Eastern neighbor of Israel


Situated to the east of the Dead Sea and the Jordan River, between the Arnon and Jabbok rivers, Ammon was an ancient nation connected to the Israelites through their shared ancestor Lot (Genesis 19:38). The children of Ammon, or the Ammonites, lived in a region that would later face Amorite incursions, resulting in partial loss of their territory before the Israelite’s arrival. Israel was commanded to respect the boundaries of Ammon during their exodus journey to Canaan, avoiding conflict due to their kinship (Deuteronomy 2:19). The Assyrian conquests affected Ammon, leading to periods where the Ammonites paid tribute to regional powers, including Tiglath-pileser and later, the Babylonians. They were known for opposing the Israelites repeatedly throughout the narratives of the Judges and the United Monarchy, as reflected in episodes involving figures such as Jephthah, Saul, and David (Judges 11; 1 Samuel 11; 2 Samuel 10).

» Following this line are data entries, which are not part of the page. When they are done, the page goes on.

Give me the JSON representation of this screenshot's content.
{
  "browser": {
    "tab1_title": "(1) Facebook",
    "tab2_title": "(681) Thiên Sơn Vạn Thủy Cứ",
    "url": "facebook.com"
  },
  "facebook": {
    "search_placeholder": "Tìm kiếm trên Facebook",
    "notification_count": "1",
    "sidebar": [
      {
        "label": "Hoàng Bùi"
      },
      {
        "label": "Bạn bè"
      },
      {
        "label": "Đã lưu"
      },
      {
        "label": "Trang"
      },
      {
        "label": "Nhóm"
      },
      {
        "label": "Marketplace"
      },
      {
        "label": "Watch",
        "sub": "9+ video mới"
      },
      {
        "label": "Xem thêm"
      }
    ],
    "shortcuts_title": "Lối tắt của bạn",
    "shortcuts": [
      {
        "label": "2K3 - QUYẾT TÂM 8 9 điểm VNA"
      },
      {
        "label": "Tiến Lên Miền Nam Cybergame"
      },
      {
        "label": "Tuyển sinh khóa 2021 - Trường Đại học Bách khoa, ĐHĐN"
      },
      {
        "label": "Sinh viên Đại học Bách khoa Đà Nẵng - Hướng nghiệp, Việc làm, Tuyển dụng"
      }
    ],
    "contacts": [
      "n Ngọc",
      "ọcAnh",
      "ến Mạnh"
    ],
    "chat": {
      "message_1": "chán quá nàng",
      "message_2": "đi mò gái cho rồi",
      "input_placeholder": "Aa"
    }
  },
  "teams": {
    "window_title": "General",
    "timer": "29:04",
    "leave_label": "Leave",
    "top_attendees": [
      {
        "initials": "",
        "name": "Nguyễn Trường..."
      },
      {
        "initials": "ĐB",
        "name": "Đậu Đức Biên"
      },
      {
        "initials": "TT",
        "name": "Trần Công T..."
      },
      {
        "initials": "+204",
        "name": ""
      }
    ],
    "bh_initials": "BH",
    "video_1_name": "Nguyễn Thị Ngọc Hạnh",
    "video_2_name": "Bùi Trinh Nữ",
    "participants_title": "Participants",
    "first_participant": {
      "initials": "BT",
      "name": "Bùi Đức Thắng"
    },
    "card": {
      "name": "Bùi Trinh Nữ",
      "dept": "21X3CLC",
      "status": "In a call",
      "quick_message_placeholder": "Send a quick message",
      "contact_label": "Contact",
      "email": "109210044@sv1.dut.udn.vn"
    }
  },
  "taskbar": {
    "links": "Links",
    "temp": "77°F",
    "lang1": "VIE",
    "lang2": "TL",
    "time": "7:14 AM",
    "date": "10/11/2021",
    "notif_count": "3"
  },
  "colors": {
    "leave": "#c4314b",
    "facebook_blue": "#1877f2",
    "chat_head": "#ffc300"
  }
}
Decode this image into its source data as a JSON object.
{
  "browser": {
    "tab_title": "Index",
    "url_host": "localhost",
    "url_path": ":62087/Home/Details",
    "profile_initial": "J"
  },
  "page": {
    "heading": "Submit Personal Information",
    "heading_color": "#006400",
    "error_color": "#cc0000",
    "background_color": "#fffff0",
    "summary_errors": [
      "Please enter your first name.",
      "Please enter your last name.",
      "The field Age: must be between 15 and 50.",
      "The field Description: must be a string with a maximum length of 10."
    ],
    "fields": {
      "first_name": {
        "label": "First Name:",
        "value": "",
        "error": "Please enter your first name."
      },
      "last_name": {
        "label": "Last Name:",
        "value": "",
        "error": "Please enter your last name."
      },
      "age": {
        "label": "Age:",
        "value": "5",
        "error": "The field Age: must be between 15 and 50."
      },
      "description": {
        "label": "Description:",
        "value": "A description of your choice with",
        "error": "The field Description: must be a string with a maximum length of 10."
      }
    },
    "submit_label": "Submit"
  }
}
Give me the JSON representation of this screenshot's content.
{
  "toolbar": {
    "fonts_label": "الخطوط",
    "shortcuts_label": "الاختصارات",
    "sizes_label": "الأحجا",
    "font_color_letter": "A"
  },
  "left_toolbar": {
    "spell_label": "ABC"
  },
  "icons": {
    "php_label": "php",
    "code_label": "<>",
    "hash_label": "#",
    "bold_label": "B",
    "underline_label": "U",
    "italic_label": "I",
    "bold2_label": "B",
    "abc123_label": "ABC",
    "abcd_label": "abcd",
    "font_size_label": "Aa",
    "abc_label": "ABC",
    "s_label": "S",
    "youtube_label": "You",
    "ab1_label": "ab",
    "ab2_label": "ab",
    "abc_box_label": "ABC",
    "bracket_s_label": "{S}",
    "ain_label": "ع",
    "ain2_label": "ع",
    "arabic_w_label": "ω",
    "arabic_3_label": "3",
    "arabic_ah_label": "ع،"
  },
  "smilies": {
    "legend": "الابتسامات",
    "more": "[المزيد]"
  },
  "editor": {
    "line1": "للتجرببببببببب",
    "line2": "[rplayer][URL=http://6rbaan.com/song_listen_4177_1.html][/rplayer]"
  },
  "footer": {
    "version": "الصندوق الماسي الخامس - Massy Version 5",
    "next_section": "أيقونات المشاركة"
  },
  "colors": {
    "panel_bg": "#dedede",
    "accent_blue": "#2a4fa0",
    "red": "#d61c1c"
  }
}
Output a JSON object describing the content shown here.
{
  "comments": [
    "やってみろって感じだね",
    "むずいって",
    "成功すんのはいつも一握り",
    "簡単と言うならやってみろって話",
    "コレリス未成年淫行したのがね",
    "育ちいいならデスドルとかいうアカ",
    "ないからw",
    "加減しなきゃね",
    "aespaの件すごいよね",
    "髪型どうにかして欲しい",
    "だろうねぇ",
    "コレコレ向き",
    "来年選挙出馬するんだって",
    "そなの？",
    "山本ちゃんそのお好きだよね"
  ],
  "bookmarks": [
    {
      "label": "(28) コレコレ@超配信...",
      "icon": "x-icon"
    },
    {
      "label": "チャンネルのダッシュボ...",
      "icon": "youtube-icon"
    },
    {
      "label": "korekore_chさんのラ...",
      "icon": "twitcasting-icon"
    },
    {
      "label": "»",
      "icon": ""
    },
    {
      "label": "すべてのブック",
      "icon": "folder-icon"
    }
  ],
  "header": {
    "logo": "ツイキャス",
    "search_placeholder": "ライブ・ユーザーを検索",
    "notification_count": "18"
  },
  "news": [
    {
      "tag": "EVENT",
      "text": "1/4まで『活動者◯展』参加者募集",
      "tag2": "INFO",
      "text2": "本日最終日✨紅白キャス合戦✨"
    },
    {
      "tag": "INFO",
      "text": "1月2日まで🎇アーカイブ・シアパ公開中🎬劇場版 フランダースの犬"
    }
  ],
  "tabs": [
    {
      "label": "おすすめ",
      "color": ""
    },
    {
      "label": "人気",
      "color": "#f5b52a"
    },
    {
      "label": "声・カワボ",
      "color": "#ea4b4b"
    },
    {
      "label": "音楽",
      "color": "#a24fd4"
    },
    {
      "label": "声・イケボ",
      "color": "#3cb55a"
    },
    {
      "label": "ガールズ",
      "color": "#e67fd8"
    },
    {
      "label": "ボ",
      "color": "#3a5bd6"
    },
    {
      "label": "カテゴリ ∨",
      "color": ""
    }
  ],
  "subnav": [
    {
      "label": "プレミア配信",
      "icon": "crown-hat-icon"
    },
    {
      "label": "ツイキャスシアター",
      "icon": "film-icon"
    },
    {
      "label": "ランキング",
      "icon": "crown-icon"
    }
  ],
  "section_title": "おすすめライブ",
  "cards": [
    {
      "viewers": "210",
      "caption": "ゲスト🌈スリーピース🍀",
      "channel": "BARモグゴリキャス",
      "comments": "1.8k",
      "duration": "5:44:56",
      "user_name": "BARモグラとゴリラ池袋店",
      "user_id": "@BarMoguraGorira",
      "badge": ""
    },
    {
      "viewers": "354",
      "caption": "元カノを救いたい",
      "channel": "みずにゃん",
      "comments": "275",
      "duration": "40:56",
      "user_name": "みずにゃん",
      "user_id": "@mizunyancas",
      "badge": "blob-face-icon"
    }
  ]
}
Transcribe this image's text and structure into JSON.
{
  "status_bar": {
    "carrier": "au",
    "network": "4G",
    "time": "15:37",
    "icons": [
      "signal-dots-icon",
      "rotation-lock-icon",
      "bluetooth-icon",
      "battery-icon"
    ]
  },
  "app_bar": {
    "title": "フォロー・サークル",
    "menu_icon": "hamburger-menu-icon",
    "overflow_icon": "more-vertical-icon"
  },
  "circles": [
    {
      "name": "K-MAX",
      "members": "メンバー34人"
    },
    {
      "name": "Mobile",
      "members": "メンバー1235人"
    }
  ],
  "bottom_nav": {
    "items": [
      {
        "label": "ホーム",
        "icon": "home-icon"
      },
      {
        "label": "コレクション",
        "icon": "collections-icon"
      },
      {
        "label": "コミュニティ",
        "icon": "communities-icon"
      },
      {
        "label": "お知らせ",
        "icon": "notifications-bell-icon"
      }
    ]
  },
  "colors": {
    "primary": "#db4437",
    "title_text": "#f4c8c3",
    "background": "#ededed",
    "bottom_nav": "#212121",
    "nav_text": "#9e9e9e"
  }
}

Ammon displayed enmity towards the Israelite kingdoms after their settlement in Canaan, despite moments of peace such as when Nahash showed kindness to David (2 Samuel 17:27-29). Their alliances often involved regional conflicts against both the northern kingdom of Israel and the southern kingdom of Judah. Their participation in the regional politics of the Levant continued into the First Temple period, with fluctuating periods of hostility and subjugation to Assyrian control. They are condemned by various prophets for their acts of cruelty and idolatry, notably their worship of the god Molech, characterized by child sacrifice (Amos 1:13; Jeremiah 49:1-6; Ezekiel 21:28-32; Zephaniah 2:8,9). The fall of Jerusalem to the Babylonians saw Ammon participating with the Chaldeans against Judah (2 Kings 24:2). Later historical accounts during the Persian and Hellenistic periods highlight continued Ammonite resistance to the Jewish community, including opposition to Nehemiah’s rebuilding efforts in Jerusalem (Nehemiah 4) and conflicts with the Hasmonean dynasty as recorded in the narratives of the Maccabees.